"Nobody here wants it," said Roberts. "Th' boys I had with me, an' Miguel, an' myself have reasons to turn this camp fire into a slaughter, but we're sinkin' our grievances because this ain't no time to air 'em. I'm votin' for less squabblin'. We ain't out of this yet, an' we got four hundred head to get across th' desert. Time enough, later, to start fightin'. I'm goin' off to turn in where there ain't so much fool noise. I've near slept on my feet an' in th' saddle. Fight an' be d—d!" and he strode from the fire, keen eyes above watching his progress and where it ended.
The hum around the fire suffered no diminution by his departure, but the words were not audible to the listeners above. Soon Corwin angrily arose and left the circle, his blankets under his arm. His course also was marked. Then the two Mexicans went off, and the eager watchers chuckled softly as they saw the precious pair take lariats from the saddles of two picketed horses and slip noiselessly toward the feeding caviya. Roping fresh mounts, and the pick of the lot, they made the ropes fast and went back to the other horses. Soon they returned with their riding equipment and blankets, saddled the fresh mounts and, spreading the blankets a few feet beyond the radius of the picket ropes, they rolled up and soon were asleep.
"Sensitive to danger as hounds," muttered Johnny.
"Cunnin' as coyotes," growled Hopalong, glancing at the clear-cut, rocky rim across the valley, where Red by this time lay ensconced. "I hope he remembers to drop their cayuses first—Miguel's worth more to us alive."
"An' easier to take back," whispered Johnny. "We want 'em all alive—an' we'd never get 'em that way if they wasn't so played out. They'll sleep like they are dead—luck is with us."
Down at the dying camp fire Kane, his back to the hut, talked with Trask in tones which seemed more friendly, but the deputy was in no way lulled by the change. He sensed a flaming animosity in the fallen boss, who blamed him for the wreck of his plans and the organization. Muttering a careless good night, Trask picked up his blankets and went off, leaving the bitter man alone with his bitterness.
Tired to the marrow of his bones, so sleepy that to remain awake was a torture, the boss dared not sleep. In the company of five men who were no longer loyal, whose greed exceeded his own, and each of whom nursed a real or fancied grudge against him and who searched into the past, into the days of his contemptuous treatment of them for fuel and yet more fuel to feed the fires of their resentment, he dared not close his eyes. On his person was a modest fortune compacted by the size of the bills and so well distributed that unknowing eyes would not suspect its presence; but these men knew that he would not leave his wealth behind him, to be perhaps salvaged from a hot and warped safe in the smoking ruins of his gambling-house.

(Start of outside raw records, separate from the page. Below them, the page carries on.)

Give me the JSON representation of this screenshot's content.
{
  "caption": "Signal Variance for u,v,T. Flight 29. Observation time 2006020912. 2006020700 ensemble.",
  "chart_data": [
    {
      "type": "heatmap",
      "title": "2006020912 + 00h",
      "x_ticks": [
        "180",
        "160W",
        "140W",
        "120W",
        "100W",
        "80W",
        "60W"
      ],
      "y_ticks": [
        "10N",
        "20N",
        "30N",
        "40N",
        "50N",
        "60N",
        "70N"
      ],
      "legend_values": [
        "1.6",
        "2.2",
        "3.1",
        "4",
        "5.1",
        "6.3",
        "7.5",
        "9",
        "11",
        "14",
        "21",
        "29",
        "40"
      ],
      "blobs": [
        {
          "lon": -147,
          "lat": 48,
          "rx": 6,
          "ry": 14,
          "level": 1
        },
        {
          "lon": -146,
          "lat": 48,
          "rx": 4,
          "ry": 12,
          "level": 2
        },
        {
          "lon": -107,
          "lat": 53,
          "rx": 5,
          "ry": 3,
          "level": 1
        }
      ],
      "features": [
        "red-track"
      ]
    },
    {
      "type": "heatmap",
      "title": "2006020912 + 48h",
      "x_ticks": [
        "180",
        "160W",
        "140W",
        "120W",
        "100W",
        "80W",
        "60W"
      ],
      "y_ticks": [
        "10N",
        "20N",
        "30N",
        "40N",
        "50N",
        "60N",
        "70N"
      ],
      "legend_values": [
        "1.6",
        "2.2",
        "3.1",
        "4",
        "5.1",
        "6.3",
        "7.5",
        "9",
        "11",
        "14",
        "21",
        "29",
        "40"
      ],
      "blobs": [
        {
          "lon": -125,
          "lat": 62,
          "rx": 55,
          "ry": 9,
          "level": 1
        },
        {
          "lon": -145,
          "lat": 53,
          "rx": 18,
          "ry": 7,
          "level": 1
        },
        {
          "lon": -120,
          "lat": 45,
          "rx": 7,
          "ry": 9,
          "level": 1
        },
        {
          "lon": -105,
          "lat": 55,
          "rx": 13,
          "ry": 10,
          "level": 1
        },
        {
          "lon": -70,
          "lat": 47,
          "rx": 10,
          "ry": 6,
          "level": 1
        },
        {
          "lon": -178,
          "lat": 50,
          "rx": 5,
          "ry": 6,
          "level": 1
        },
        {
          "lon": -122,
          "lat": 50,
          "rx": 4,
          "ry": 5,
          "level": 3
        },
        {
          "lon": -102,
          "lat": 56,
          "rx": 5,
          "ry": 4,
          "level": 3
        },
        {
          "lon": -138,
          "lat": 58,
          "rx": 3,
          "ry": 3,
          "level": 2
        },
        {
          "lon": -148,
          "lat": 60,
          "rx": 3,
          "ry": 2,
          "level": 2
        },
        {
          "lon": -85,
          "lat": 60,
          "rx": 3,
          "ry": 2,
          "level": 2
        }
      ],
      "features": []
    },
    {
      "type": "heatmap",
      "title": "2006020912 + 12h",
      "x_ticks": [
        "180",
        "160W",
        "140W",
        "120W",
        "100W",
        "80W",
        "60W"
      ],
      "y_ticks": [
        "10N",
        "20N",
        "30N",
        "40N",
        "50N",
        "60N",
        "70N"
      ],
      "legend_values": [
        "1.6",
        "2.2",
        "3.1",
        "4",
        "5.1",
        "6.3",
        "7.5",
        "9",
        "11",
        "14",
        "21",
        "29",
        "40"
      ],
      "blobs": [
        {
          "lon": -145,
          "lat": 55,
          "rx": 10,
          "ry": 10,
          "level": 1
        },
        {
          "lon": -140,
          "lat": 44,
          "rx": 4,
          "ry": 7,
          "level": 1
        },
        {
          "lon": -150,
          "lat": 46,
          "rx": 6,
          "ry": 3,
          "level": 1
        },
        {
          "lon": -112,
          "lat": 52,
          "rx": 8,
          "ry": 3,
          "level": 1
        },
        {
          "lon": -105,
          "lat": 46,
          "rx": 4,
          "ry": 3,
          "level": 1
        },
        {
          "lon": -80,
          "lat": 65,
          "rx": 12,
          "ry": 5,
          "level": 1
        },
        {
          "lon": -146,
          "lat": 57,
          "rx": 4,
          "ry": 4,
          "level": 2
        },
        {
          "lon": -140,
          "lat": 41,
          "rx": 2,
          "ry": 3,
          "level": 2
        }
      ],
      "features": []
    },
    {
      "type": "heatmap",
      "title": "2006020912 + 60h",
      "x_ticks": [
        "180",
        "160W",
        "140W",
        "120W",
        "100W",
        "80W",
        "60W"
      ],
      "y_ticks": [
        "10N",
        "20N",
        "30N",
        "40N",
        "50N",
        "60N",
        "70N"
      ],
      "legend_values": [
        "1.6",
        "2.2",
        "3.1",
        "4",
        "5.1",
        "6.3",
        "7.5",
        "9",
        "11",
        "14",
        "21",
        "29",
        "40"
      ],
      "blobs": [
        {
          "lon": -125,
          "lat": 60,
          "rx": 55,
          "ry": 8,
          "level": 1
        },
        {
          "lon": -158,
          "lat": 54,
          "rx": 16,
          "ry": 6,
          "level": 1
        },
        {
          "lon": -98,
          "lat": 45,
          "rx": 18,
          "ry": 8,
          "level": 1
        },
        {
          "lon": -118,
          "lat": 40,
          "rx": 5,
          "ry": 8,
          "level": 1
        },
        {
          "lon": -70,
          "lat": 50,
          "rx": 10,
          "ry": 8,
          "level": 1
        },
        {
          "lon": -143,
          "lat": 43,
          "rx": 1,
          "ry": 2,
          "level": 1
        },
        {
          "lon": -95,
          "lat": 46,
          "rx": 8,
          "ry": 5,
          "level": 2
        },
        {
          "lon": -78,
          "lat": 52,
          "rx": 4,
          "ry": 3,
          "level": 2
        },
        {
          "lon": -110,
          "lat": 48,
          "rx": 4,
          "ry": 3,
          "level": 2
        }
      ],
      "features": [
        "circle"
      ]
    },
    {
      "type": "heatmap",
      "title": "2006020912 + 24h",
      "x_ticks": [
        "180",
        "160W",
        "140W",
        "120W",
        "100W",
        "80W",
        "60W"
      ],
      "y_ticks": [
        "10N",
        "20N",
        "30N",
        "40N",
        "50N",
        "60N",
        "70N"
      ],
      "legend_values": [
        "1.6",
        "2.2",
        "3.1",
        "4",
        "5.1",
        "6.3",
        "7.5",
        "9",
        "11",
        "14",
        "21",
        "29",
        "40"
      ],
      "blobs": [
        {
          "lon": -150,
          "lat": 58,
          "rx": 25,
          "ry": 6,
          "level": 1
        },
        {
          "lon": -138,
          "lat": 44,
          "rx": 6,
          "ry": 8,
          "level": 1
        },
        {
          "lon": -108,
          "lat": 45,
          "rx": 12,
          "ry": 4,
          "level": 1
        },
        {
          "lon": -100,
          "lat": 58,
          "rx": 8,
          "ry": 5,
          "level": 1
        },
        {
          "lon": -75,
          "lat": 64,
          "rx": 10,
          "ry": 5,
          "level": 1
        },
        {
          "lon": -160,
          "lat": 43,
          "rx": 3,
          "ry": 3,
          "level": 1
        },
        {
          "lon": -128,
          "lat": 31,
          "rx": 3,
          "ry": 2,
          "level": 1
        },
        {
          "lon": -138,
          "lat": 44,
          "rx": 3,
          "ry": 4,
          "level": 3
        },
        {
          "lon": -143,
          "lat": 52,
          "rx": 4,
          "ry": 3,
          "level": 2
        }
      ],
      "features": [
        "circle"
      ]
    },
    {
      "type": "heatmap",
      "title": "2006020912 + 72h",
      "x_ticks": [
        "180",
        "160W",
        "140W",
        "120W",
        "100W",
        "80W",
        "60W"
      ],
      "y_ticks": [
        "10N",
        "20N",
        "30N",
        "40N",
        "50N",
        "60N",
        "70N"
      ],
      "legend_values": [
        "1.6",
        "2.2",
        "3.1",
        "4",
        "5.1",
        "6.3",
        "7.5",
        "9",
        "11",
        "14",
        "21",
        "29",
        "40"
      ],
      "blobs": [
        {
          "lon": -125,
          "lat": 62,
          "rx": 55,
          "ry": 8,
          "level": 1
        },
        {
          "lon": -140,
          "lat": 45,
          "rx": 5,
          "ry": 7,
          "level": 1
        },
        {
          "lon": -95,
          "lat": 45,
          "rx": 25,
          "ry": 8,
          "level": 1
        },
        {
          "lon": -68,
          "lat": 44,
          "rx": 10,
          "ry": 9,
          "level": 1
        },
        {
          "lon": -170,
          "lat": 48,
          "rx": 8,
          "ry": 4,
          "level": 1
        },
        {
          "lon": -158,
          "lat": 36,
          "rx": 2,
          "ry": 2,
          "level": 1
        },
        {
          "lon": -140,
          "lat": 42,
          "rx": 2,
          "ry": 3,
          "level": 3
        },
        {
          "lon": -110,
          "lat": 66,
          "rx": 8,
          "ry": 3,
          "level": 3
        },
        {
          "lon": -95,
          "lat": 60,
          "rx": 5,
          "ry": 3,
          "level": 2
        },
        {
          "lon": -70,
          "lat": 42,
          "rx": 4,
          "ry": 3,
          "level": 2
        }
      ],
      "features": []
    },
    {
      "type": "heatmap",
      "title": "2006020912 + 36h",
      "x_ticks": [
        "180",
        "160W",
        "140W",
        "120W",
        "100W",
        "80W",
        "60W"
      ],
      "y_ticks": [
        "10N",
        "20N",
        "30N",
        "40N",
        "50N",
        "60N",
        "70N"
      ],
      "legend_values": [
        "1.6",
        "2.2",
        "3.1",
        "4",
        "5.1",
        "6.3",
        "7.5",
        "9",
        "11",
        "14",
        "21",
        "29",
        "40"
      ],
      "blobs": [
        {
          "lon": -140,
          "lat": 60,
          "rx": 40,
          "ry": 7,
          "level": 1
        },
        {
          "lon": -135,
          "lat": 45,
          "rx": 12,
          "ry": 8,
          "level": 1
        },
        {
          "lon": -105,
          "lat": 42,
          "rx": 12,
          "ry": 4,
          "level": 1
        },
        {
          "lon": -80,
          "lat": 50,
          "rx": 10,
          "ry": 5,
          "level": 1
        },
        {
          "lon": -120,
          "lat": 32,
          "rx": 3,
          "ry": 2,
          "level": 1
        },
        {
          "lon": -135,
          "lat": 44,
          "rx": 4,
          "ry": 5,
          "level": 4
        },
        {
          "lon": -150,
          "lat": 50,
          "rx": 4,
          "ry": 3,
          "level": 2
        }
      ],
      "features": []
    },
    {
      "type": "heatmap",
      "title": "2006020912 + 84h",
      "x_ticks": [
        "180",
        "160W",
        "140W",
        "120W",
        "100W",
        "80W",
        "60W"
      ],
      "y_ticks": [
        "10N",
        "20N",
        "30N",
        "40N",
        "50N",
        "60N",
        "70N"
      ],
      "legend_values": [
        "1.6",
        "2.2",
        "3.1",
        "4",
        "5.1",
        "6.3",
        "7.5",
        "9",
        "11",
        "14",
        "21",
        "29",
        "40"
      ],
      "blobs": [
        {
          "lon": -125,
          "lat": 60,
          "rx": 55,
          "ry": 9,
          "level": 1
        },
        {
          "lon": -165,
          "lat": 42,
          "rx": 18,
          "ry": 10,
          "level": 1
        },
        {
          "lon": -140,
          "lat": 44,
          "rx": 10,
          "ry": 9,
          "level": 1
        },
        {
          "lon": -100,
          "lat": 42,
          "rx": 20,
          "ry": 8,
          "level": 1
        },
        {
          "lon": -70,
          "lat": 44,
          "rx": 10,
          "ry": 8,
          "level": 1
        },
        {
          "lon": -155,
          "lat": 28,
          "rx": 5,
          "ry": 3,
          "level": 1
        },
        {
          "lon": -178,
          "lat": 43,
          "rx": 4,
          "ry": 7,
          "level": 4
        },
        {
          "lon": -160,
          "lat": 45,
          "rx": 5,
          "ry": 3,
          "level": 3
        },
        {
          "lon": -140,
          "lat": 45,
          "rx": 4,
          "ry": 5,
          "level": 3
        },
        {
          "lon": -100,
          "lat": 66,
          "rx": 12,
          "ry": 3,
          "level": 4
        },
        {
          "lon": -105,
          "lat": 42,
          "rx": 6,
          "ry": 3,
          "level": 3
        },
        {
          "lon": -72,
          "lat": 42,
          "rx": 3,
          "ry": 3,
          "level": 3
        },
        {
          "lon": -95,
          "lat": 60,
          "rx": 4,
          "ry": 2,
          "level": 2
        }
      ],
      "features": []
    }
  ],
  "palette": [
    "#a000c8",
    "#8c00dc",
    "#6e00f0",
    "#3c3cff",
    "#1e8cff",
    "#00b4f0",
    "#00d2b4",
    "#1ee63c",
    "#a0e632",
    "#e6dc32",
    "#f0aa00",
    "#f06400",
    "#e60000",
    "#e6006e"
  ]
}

He stirred and gazed at the glowing embers and an up-shooting tongue of flame lighted up the small space so vividly that its portent shocked through to his dulled brain and sent him to his feet with the speed and silence of a frightened cat. He was too plain a target and too defenseless in the lighted open, and like a ghost he crept away into the darker shadows under the great stone cliff, to pace to and fro in an agonizing struggle against sleep. Back and forth he strode, his course at times erratic as his enemy gained a momentary victory; but his indomitable will shook him free again and again; and such a will it was that when sleep finally mastered him it did not master his legs, for he kept walking in a circular course like a blind horse at a ginny.
When he had leaped to his feet and left the hut the watchers above kept him in sight and after the first few moments of his pacing they worked back from the valley's rim and slipped eastward.
"Here's th' best place," said Hopalong, turning toward the rim again. They looked over and down a furrow in the rock wall. "We'll need two ropes. It'll take one, nearly, to reach from here to that knob of rock an' go around it. Red's got a new hemp rope—bring that, too. If he squawks about us cuttin' it, I'll buy him a new one. Got to have tie ropes."